Si vous réprimez une mauvaise idée, car elle vous fait vous sentir mal, vous pouvez sourire, mais votre sourire sera limité à vos lèvres. Dans votre vie il y a des milliers d’émotions négatives et alors toutes ces ordures continuent à s’accumuler dans l’inconscient et un hypocrite prend forme à la surface, en disant: «J’aime tout le monde. L’amour est la clé du bonheur.» Mais il n’y a pas de bonheur dans la vie d’une personne comme ça! Il y a un vrai enfer en elle. Il peut tromper les autres, et s’il continue à les tromper pendant un temps suffisamment long, il finit par se tromper lui-même. Mais ce n’est pas un changement. C’est juste gaspiller sa vie, qui a une valeur immense, car une fois jetée, vous ne pouvez pas le récupérer.

La pensée positive, si vous voulez l’appeler par son vrai nom, n’est rien d’autre que la philosophie de l’hypocrisie. Quand tu as envie de pleurer, ça t’apprend à chanter. Vous pouvez réussir si vous essayez, mais ces larmes refoulées sortiront à un autre moment, dans une autre situation. Il y a une limite à la répression. Et la chanson que tu chantais est totalement insignifiante: tu ne l’as pas sentie, elle ne vient pas de ton cœur. Il est né seulement du fait que cette philosophie dit de toujours choisir ce qui est positif.

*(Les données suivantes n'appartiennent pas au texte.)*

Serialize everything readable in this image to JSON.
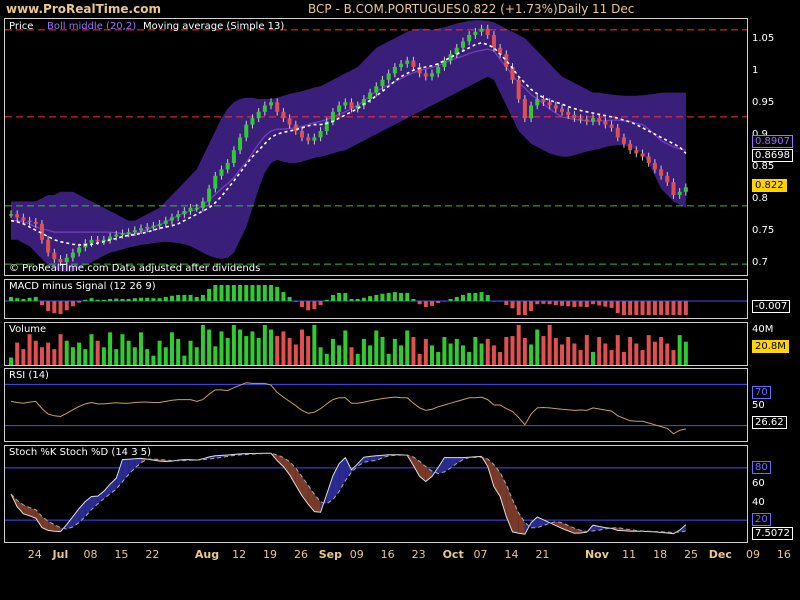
{
  "header": {
    "site": "www.ProRealTime.com",
    "symbol": "BCP - B.COM.PORTUGUES",
    "quote": "0.822 (+1.73%)",
    "period": "Daily",
    "date": "11 Dec"
  },
  "chart_data": [
    {
      "type": "candlestick",
      "title": "Price",
      "legend": [
        "Boll middle (20,2)",
        "Moving average (Simple 13)"
      ],
      "note": "© ProRealTime.com Data adjusted after dividends",
      "y_ticks": [
        "1.05",
        "1",
        "0.95",
        "0.9",
        "0.85",
        "0.8",
        "0.75",
        "0.7"
      ],
      "ylim": [
        0.685,
        1.085
      ],
      "boxes": [
        "0.8907",
        "0.8698",
        "0.822"
      ],
      "close": [
        0.78,
        0.775,
        0.77,
        0.768,
        0.765,
        0.74,
        0.72,
        0.71,
        0.705,
        0.712,
        0.72,
        0.728,
        0.735,
        0.74,
        0.738,
        0.74,
        0.745,
        0.748,
        0.75,
        0.752,
        0.755,
        0.758,
        0.76,
        0.762,
        0.765,
        0.77,
        0.775,
        0.78,
        0.785,
        0.79,
        0.79,
        0.8,
        0.82,
        0.84,
        0.85,
        0.86,
        0.88,
        0.9,
        0.92,
        0.93,
        0.94,
        0.95,
        0.955,
        0.94,
        0.93,
        0.92,
        0.91,
        0.9,
        0.895,
        0.9,
        0.91,
        0.925,
        0.94,
        0.95,
        0.955,
        0.945,
        0.95,
        0.96,
        0.97,
        0.98,
        0.99,
        1.0,
        1.01,
        1.015,
        1.02,
        1.01,
        1.0,
        0.995,
        1.0,
        1.01,
        1.02,
        1.03,
        1.04,
        1.05,
        1.06,
        1.065,
        1.07,
        1.06,
        1.04,
        1.03,
        1.01,
        0.99,
        0.96,
        0.93,
        0.95,
        0.96,
        0.955,
        0.95,
        0.945,
        0.94,
        0.935,
        0.93,
        0.928,
        0.925,
        0.93,
        0.925,
        0.92,
        0.915,
        0.9,
        0.89,
        0.88,
        0.875,
        0.87,
        0.86,
        0.85,
        0.84,
        0.83,
        0.81,
        0.815,
        0.822
      ],
      "boll_upper": [
        0.8,
        0.8,
        0.8,
        0.8,
        0.8,
        0.805,
        0.81,
        0.81,
        0.815,
        0.815,
        0.815,
        0.81,
        0.805,
        0.8,
        0.795,
        0.79,
        0.785,
        0.78,
        0.775,
        0.77,
        0.77,
        0.775,
        0.78,
        0.785,
        0.79,
        0.8,
        0.81,
        0.82,
        0.83,
        0.84,
        0.85,
        0.87,
        0.89,
        0.91,
        0.93,
        0.945,
        0.955,
        0.96,
        0.962,
        0.962,
        0.96,
        0.96,
        0.96,
        0.962,
        0.965,
        0.968,
        0.97,
        0.972,
        0.975,
        0.978,
        0.98,
        0.985,
        0.99,
        0.995,
        1.0,
        1.005,
        1.01,
        1.02,
        1.03,
        1.04,
        1.045,
        1.05,
        1.055,
        1.06,
        1.065,
        1.068,
        1.07,
        1.07,
        1.068,
        1.07,
        1.072,
        1.075,
        1.078,
        1.08,
        1.082,
        1.083,
        1.083,
        1.082,
        1.08,
        1.075,
        1.07,
        1.065,
        1.06,
        1.055,
        1.045,
        1.035,
        1.025,
        1.015,
        1.005,
        0.995,
        0.99,
        0.985,
        0.98,
        0.975,
        0.97,
        0.97,
        0.968,
        0.967,
        0.966,
        0.965,
        0.965,
        0.965,
        0.966,
        0.967,
        0.968,
        0.97,
        0.97,
        0.97,
        0.97,
        0.97
      ],
      "boll_lower": [
        0.74,
        0.74,
        0.735,
        0.73,
        0.72,
        0.71,
        0.7,
        0.695,
        0.69,
        0.69,
        0.69,
        0.695,
        0.7,
        0.705,
        0.71,
        0.715,
        0.72,
        0.722,
        0.725,
        0.728,
        0.73,
        0.732,
        0.733,
        0.735,
        0.736,
        0.737,
        0.736,
        0.735,
        0.733,
        0.73,
        0.725,
        0.72,
        0.715,
        0.712,
        0.71,
        0.712,
        0.72,
        0.74,
        0.76,
        0.79,
        0.82,
        0.845,
        0.86,
        0.865,
        0.862,
        0.86,
        0.86,
        0.862,
        0.865,
        0.868,
        0.87,
        0.872,
        0.875,
        0.878,
        0.88,
        0.885,
        0.89,
        0.895,
        0.9,
        0.905,
        0.91,
        0.915,
        0.92,
        0.925,
        0.93,
        0.935,
        0.94,
        0.945,
        0.95,
        0.955,
        0.96,
        0.965,
        0.97,
        0.975,
        0.98,
        0.985,
        0.99,
        0.995,
        0.99,
        0.97,
        0.95,
        0.93,
        0.91,
        0.9,
        0.89,
        0.885,
        0.88,
        0.875,
        0.872,
        0.87,
        0.87,
        0.872,
        0.875,
        0.878,
        0.88,
        0.882,
        0.885,
        0.887,
        0.888,
        0.888,
        0.885,
        0.88,
        0.875,
        0.86,
        0.84,
        0.82,
        0.81,
        0.8,
        0.795,
        0.79
      ],
      "boll_middle": [
        0.77,
        0.77,
        0.768,
        0.765,
        0.76,
        0.757,
        0.755,
        0.752,
        0.752,
        0.752,
        0.752,
        0.752,
        0.752,
        0.752,
        0.752,
        0.752,
        0.752,
        0.751,
        0.75,
        0.749,
        0.75,
        0.753,
        0.756,
        0.76,
        0.763,
        0.768,
        0.773,
        0.778,
        0.782,
        0.785,
        0.787,
        0.795,
        0.802,
        0.811,
        0.82,
        0.828,
        0.837,
        0.85,
        0.861,
        0.876,
        0.89,
        0.902,
        0.91,
        0.913,
        0.913,
        0.914,
        0.915,
        0.917,
        0.92,
        0.923,
        0.925,
        0.928,
        0.932,
        0.936,
        0.94,
        0.945,
        0.95,
        0.957,
        0.965,
        0.972,
        0.977,
        0.982,
        0.987,
        0.992,
        0.997,
        1.001,
        1.005,
        1.007,
        1.009,
        1.012,
        1.016,
        1.02,
        1.024,
        1.027,
        1.031,
        1.034,
        1.036,
        1.038,
        1.035,
        1.022,
        1.01,
        0.997,
        0.985,
        0.977,
        0.967,
        0.96,
        0.952,
        0.945,
        0.938,
        0.932,
        0.93,
        0.928,
        0.927,
        0.926,
        0.925,
        0.926,
        0.926,
        0.927,
        0.927,
        0.926,
        0.925,
        0.922,
        0.92,
        0.913,
        0.904,
        0.895,
        0.89,
        0.885,
        0.882,
        0.88
      ],
      "sma13": [
        0.77,
        0.768,
        0.765,
        0.76,
        0.755,
        0.75,
        0.745,
        0.74,
        0.737,
        0.735,
        0.733,
        0.732,
        0.732,
        0.733,
        0.735,
        0.737,
        0.74,
        0.742,
        0.745,
        0.747,
        0.748,
        0.75,
        0.752,
        0.755,
        0.758,
        0.76,
        0.762,
        0.765,
        0.77,
        0.775,
        0.78,
        0.785,
        0.79,
        0.798,
        0.808,
        0.82,
        0.832,
        0.845,
        0.858,
        0.87,
        0.88,
        0.89,
        0.9,
        0.905,
        0.908,
        0.91,
        0.912,
        0.915,
        0.918,
        0.92,
        0.92,
        0.922,
        0.925,
        0.93,
        0.935,
        0.94,
        0.945,
        0.952,
        0.958,
        0.965,
        0.972,
        0.98,
        0.988,
        0.995,
        1.0,
        1.005,
        1.008,
        1.01,
        1.012,
        1.015,
        1.02,
        1.025,
        1.03,
        1.035,
        1.04,
        1.045,
        1.048,
        1.045,
        1.04,
        1.03,
        1.02,
        1.008,
        0.995,
        0.985,
        0.975,
        0.968,
        0.962,
        0.958,
        0.955,
        0.952,
        0.948,
        0.945,
        0.942,
        0.94,
        0.938,
        0.936,
        0.934,
        0.932,
        0.93,
        0.927,
        0.924,
        0.92,
        0.915,
        0.91,
        0.905,
        0.9,
        0.895,
        0.89,
        0.885,
        0.875
      ],
      "hlines": [
        {
          "value": 1.068,
          "color": "#ff3030"
        },
        {
          "value": 0.932,
          "color": "#ff3030"
        },
        {
          "value": 0.793,
          "color": "#30c030"
        },
        {
          "value": 0.702,
          "color": "#30c030"
        }
      ]
    },
    {
      "type": "bar",
      "title": "MACD minus Signal (12 26 9)",
      "ylim": [
        -0.013,
        0.01
      ],
      "box": "-0.007"
    },
    {
      "type": "bar",
      "title": "Volume",
      "y_ticks": [
        "40M"
      ],
      "box": "20.8M",
      "ylim": [
        0,
        45
      ]
    },
    {
      "type": "line",
      "title": "RSI (14)",
      "y_ticks": [
        "70",
        "50"
      ],
      "boxes": [
        "26.62"
      ],
      "ylim": [
        15,
        85
      ],
      "hlines": [
        70,
        30
      ]
    },
    {
      "type": "line",
      "title": "Stoch %K Stoch %D (14 3 5)",
      "y_ticks": [
        "80",
        "60",
        "40",
        "20"
      ],
      "boxes": [
        "80",
        "20",
        "7.5072"
      ],
      "ylim": [
        -5,
        105
      ],
      "hlines": [
        80,
        20
      ]
    }
  ],
  "x_axis": {
    "ticks": [
      {
        "label": "24",
        "bold": false,
        "i": 4
      },
      {
        "label": "Jul",
        "bold": true,
        "i": 8
      },
      {
        "label": "08",
        "bold": false,
        "i": 13
      },
      {
        "label": "15",
        "bold": false,
        "i": 18
      },
      {
        "label": "22",
        "bold": false,
        "i": 23
      },
      {
        "label": "Aug",
        "bold": true,
        "i": 31
      },
      {
        "label": "12",
        "bold": false,
        "i": 37
      },
      {
        "label": "19",
        "bold": false,
        "i": 42
      },
      {
        "label": "26",
        "bold": false,
        "i": 47
      },
      {
        "label": "Sep",
        "bold": true,
        "i": 51
      },
      {
        "label": "09",
        "bold": false,
        "i": 56
      },
      {
        "label": "16",
        "bold": false,
        "i": 61
      },
      {
        "label": "23",
        "bold": false,
        "i": 66
      },
      {
        "label": "Oct",
        "bold": true,
        "i": 71
      },
      {
        "label": "07",
        "bold": false,
        "i": 76
      },
      {
        "label": "14",
        "bold": false,
        "i": 81
      },
      {
        "label": "21",
        "bold": false,
        "i": 86
      },
      {
        "label": "Nov",
        "bold": true,
        "i": 94
      },
      {
        "label": "11",
        "bold": false,
        "i": 100
      },
      {
        "label": "18",
        "bold": false,
        "i": 105
      },
      {
        "label": "25",
        "bold": false,
        "i": 110
      },
      {
        "label": "Dec",
        "bold": true,
        "i": 114
      },
      {
        "label": "09",
        "bold": false,
        "i": 120
      },
      {
        "label": "16",
        "bold": false,
        "i": 125
      }
    ]
  },
  "colors": {
    "band": "#3a1f7a",
    "up": "#2ecc2e",
    "down": "#e05050",
    "header_text": "#e8c98a"
  }
}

Je suis absolument contre la pensée positive. Vous serez surpris de savoir que si vous ne choisissez pas, si vous restez dans une conscience libre de choix, votre vie commencera à exprimer quelque chose qui n’est ni positif ni négatif, quelque chose de supérieur aux deux. Donc, vous ne serez pas un perdant. Ce ne sera pas positif, ce ne sera pas négatif, ce sera existentiel. Donc, s’il y a des larmes, ils auront leur propre beauté; ils auront leur propre chanson. Vous n’avez pas besoin de chevaucher une autre chanson avec eux: ils viennent de la joie, de l’épanouissement, pas de la tristesse ou de l’échec. Et si la chanson explose, ce ne sera pas contre les larmes ou le désespoir: c’est simplement l’expression de votre joie, ce n’est pas contre ou en faveur de quelque chose. C’est simplement la floraison de votre être; c’est pourquoi je l’appelle existentiel.


“Si vous pensez en négatif, des choses négatives vous arriveront, si vous pensez positivement, des choses positives vous arriveront”: il n’y a qu’en Amérique ou cela a beaucoup de prise. Nulle part ailleurs dans le monde la pensée positive n’a de prise, parce que c’est une chose enfantine. La pensée positive a conduit l’Amérique sur un très mauvais chemin: elle a rendu les gens hypocrites. De nos jours, c’est la philosophie qui, en Amérique, a une plus grande emprise. En fait, ce n’est même pas une philosophie: ce sont juste des ordures. Elle se limite à donner de l’espérance aux gens, aux gens qui perdent tout espoir.»